Tip #9: Experience and knowledge with some of  the libraries like

These libraries are aimed at providing reduced memory size, less impact on GC, lock free concurrent processing, data structure algorithmic efficiency, etc.
  • NIO-based scalable server applications by directly using java.nio package or framework like Apache MINA.
  • FIX protocol and commercial FIX libraries like Cameron FIX.
  • Use  Java 5 concurrency utilities, and locks.
  • Lock free Java disruptor library for high throughput.
  • Chronicle Java library for low latency and high throughput, which almost uses no heap, hence has trivial impact on GC.
  • Trove collection libraries for primitives. Alternative for the JDK wrapper classes like java.lang.Integer for primitives requiring less space and providing better performance.
  • Javolution library with real-time classes. For example, Javolution XML provides real-time marshaling and unmarshaling.

Tip #10: How is your data stored? Are you using a SQL database? How will that scale? Can you use a NoSQL data tore instead.  Transactional systems need SQL for transaction demarcation.
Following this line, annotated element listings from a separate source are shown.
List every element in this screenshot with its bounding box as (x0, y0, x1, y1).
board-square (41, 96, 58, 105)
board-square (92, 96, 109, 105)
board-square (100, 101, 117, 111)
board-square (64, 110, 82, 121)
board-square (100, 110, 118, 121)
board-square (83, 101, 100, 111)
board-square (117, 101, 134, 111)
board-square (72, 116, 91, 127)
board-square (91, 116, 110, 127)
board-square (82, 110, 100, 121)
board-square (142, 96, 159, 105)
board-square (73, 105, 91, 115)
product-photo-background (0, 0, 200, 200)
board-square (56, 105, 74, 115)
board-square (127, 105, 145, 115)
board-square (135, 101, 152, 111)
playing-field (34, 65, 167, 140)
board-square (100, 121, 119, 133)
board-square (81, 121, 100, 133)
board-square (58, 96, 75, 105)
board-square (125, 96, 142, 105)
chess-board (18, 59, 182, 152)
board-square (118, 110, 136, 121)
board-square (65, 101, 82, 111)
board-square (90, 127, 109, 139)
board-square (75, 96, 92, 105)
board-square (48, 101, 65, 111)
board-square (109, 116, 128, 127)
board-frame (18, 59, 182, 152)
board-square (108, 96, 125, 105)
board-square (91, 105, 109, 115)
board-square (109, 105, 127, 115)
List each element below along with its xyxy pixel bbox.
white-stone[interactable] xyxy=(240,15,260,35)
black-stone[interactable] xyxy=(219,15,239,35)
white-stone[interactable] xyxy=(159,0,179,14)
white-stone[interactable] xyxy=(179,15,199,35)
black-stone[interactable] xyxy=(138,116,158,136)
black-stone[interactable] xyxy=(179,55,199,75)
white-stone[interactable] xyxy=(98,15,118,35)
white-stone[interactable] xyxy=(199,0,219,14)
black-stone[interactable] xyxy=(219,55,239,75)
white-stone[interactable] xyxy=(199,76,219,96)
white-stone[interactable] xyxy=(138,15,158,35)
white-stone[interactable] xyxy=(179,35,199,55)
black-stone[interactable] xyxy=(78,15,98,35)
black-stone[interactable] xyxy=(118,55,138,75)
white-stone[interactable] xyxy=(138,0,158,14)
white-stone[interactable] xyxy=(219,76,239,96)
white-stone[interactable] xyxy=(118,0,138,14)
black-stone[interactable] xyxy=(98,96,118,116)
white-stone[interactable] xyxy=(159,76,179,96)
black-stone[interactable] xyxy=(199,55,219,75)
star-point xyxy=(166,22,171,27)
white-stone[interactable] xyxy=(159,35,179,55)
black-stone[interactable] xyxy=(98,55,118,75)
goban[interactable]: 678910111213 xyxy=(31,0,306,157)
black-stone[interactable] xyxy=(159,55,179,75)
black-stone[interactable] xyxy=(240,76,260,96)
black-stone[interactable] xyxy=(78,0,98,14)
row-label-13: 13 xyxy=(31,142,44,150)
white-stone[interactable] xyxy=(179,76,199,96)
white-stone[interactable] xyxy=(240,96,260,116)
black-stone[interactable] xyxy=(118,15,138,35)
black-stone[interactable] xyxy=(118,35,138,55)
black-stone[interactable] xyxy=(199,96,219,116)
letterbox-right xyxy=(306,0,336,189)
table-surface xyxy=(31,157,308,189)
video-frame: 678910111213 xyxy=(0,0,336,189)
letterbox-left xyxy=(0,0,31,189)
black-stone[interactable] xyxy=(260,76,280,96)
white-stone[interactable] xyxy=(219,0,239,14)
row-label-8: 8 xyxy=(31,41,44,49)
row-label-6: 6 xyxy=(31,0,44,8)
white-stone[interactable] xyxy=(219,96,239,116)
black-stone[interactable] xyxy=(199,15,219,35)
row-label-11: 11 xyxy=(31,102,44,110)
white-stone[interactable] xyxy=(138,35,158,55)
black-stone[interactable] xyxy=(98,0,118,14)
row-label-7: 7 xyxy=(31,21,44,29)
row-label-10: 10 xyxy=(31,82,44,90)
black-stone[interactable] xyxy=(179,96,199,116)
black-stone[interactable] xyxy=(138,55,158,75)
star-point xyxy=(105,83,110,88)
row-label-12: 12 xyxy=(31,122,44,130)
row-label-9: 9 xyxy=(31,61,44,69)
Relational and NoSQL data models are very different.

SQL Model:

The relational model takes data and  store them in many normalized interrelated tables that contain rows and columns. Tables relate with each other through foreign keys.  When looking up data, the desired information needs to be collected by joining many related tables and combined before it can be provided to the application.

NoSQL Model 

NoSQL databases have a very different model. NoSQL databases have been built from the ground up to be distributed, scale-out technologies and therefore fit better with the highly distributed nature of the three-tier Internet architecture. A document-oriented NoSQL database takes the data you want to store and aggregates it into documents using the JSON format. Each JSON document can be thought of as an object to be used by your application. This might relate to data agregated from 10+ tables in an SQL model.

Tip #11: Pay attention to network round trips, payload sizes and type, protocols used, service timeouts and retries.